В гостях у турок. Юмористическое описание путешествия супругов Николая Ивановича и Глафиры Семеновны Ивановых через славянские земли в Константинополь - Николай Александрович Лейкин
Шрифт:
Интервал:
Закладка:
Миновала опасность
Глафира Семеновна очень плохо объяснялась по-французски и знала, как она выражалась, только комнатные слова, англичанин говорил еще того плоше, но они разговаривали и как-то понимали друг друга. Он понял, что его приглашают остаться в купе, боясь проезжать по такому опасному участку, как Адрианополь – Черкеской, где несколько раз случались нападения разбойников на поезда, и остался в купе супругов, перенеся с собой кое- какие свои вещи и, между прочим, два подсвечника со свечами. Сначала он считал супругов за болгар и, вынув из саквояжа словарь, начал задавать им вопросы по-болгарски, но Глафира Семеновна сказала ему, что они русские, «рюсс».
– А, рюсс? Есс, есс, рюсс… – спохватился он, указывая на большие подушки супругов, как атрибуты русских путешественников, хорошо известные всем часто проезжающим по заграничным дорогам. – Рюсс де Моску, – повторил он, достал вторую книжку и стал задавать уже вопросы по-русски.
Русский язык этот, однако, был таков, что ни Глафира Семеновна, ни Николай Иванович не понимали из него ни слова.
– Лессе… Будем говорить лучше так… Парлон франсе… – отстранила Глафира Семеновна его книжку с русскими вопросами, написанными латинскими буквами, и англичанин согласился.
Кое-как мог он объяснить смесью слов разных европейских языков, что едет он теперь в Константинополь, а оттуда в русский Крым, что он археолог-любитель и путешествует с целью покупки древних вещей.
Он вынул из саквояжа и показал супругам древнюю православную маленькую икону с серебряным венчиком, которую купил в Софии у старьевщика, медную кадильницу, в сущности особенной древностью не отличающуюся, кипарисный крест, тоже в серебряной оправе, несколько византийских монет императора Феодосия и лоскуток старой парчи. Что нельзя купить, с того он снимал фотографию, для чего он возит с собой моментальный фотографический аппарат.

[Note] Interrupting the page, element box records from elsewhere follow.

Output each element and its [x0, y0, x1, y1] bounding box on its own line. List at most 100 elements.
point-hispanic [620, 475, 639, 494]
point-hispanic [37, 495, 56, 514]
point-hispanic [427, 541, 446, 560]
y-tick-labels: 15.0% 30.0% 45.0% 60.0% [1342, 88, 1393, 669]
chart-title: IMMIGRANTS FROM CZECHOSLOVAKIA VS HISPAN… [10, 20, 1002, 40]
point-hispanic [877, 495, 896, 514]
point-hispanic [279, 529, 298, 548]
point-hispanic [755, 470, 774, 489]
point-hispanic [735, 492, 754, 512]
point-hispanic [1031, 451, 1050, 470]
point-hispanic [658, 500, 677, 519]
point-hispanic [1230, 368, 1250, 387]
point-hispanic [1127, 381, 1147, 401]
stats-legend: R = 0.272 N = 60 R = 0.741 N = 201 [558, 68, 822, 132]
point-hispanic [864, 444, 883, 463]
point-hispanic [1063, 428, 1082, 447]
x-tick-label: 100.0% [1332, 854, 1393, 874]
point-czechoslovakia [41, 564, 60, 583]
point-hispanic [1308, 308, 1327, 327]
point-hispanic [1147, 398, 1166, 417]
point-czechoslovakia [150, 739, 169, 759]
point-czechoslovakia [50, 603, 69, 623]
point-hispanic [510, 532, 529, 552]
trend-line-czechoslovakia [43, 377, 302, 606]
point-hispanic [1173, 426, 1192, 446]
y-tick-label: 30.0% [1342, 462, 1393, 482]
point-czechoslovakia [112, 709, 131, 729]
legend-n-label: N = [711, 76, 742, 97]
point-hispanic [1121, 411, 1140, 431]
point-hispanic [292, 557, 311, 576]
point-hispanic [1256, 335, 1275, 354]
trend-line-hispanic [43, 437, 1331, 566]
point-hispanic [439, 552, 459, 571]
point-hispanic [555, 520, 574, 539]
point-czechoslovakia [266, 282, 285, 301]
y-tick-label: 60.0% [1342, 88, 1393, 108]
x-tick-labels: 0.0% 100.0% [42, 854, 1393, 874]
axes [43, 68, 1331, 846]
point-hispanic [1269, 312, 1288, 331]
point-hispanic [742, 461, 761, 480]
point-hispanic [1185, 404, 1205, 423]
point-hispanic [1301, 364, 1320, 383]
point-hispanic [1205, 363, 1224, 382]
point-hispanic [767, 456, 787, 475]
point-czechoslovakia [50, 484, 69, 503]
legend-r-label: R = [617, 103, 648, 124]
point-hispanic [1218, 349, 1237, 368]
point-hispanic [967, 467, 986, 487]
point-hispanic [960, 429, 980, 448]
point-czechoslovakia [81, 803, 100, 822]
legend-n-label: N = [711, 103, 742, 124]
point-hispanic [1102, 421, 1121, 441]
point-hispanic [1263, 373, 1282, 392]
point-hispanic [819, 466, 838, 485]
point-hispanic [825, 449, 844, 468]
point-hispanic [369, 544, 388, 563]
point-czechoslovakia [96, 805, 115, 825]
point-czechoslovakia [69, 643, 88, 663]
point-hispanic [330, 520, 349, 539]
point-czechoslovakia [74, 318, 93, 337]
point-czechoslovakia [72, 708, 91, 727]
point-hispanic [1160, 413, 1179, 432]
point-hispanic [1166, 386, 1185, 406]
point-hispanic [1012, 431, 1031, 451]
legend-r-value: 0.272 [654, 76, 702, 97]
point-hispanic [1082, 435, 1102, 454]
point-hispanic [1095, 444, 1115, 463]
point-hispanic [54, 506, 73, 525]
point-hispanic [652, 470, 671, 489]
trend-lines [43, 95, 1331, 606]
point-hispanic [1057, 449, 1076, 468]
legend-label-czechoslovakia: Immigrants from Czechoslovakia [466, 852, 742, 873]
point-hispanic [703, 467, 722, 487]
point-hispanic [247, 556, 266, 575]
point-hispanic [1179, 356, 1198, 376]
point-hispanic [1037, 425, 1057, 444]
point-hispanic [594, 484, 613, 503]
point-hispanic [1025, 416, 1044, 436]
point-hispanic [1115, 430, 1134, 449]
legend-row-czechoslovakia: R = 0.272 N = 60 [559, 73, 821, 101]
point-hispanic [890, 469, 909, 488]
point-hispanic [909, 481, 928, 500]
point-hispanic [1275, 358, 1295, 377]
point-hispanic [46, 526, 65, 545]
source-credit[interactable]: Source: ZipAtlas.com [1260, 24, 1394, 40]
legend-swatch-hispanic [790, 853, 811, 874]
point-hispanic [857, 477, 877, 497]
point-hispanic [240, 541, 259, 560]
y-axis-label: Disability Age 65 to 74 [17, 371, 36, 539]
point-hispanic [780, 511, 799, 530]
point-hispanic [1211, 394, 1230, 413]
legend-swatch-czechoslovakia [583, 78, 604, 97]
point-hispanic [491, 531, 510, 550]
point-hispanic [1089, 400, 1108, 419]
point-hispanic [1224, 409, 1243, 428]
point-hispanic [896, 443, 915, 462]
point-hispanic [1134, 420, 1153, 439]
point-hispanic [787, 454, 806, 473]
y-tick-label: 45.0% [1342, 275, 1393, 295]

Разговаривая так, они проехали маленькую станцию Кадикиой и остановились у платформы станции Адрианополь.
– Ну, теперь нужно держать ухо востро! – сказала мужу Глафира Семеновна, несколько изменившись в лице. – Самое опасное место начинается. Адрианополь, а после него через несколько станций и проклятая станция Черкеской…
– Да, да… Но теперь уже нас двое мужчин, – сказал ей в утешение Николай Иванович. – У англичанина револьвер, у меня – кинжал, так чего ж тебе!
– Ах, оставь, пожалуйста. Что вы поделаете, если в поезд вскочит целая шайка разбойников! Убери свою сумку с деньгами под диван. Если и ограбят нас, то все-таки деньги- то останутся. Трудно им будет догадаться, что деньги под диваном. Или нет, погоди… – переменила свое намерение Глафира Семеновна. – В сумке пусть останется перевод на «Лионский кредит», а сторублевые бумажки дай мне. Я сейчас пойду в уборную и спрячу их себе в чулок. Туда же уберу и бриллианты. Про здешних разбойников прокурор рассказывал, что они довольно деликатны, так, может быть, даму-то и не станут так уж очень подробно обыскивать.
Николай Иванович передал ей пачку, завернутую в бумагу. Она отправилась в уборную и через несколько времени вернулась.
– Готово, – сказала она, силясь улыбнуться, но у самой у нее дрожали руки.
Она попросила у англичанина понюхать спирту.
Англичанин подал ей флакон и, кроме того, предложил ей валерьяновых капель. Она приняла и капель и немного успокоилась от них. Поезд в Адрианополе стоял минут двадцать. Николай Иванович и англичанин ходили в буфет и выпили по три рюмки коньяку. Со станции Николай Иванович вернулся значительно повеселевший и сказал жене:
– Вот тебе и мусульманская земля! Магомет запретил вино, а они коньяк продают в буфете.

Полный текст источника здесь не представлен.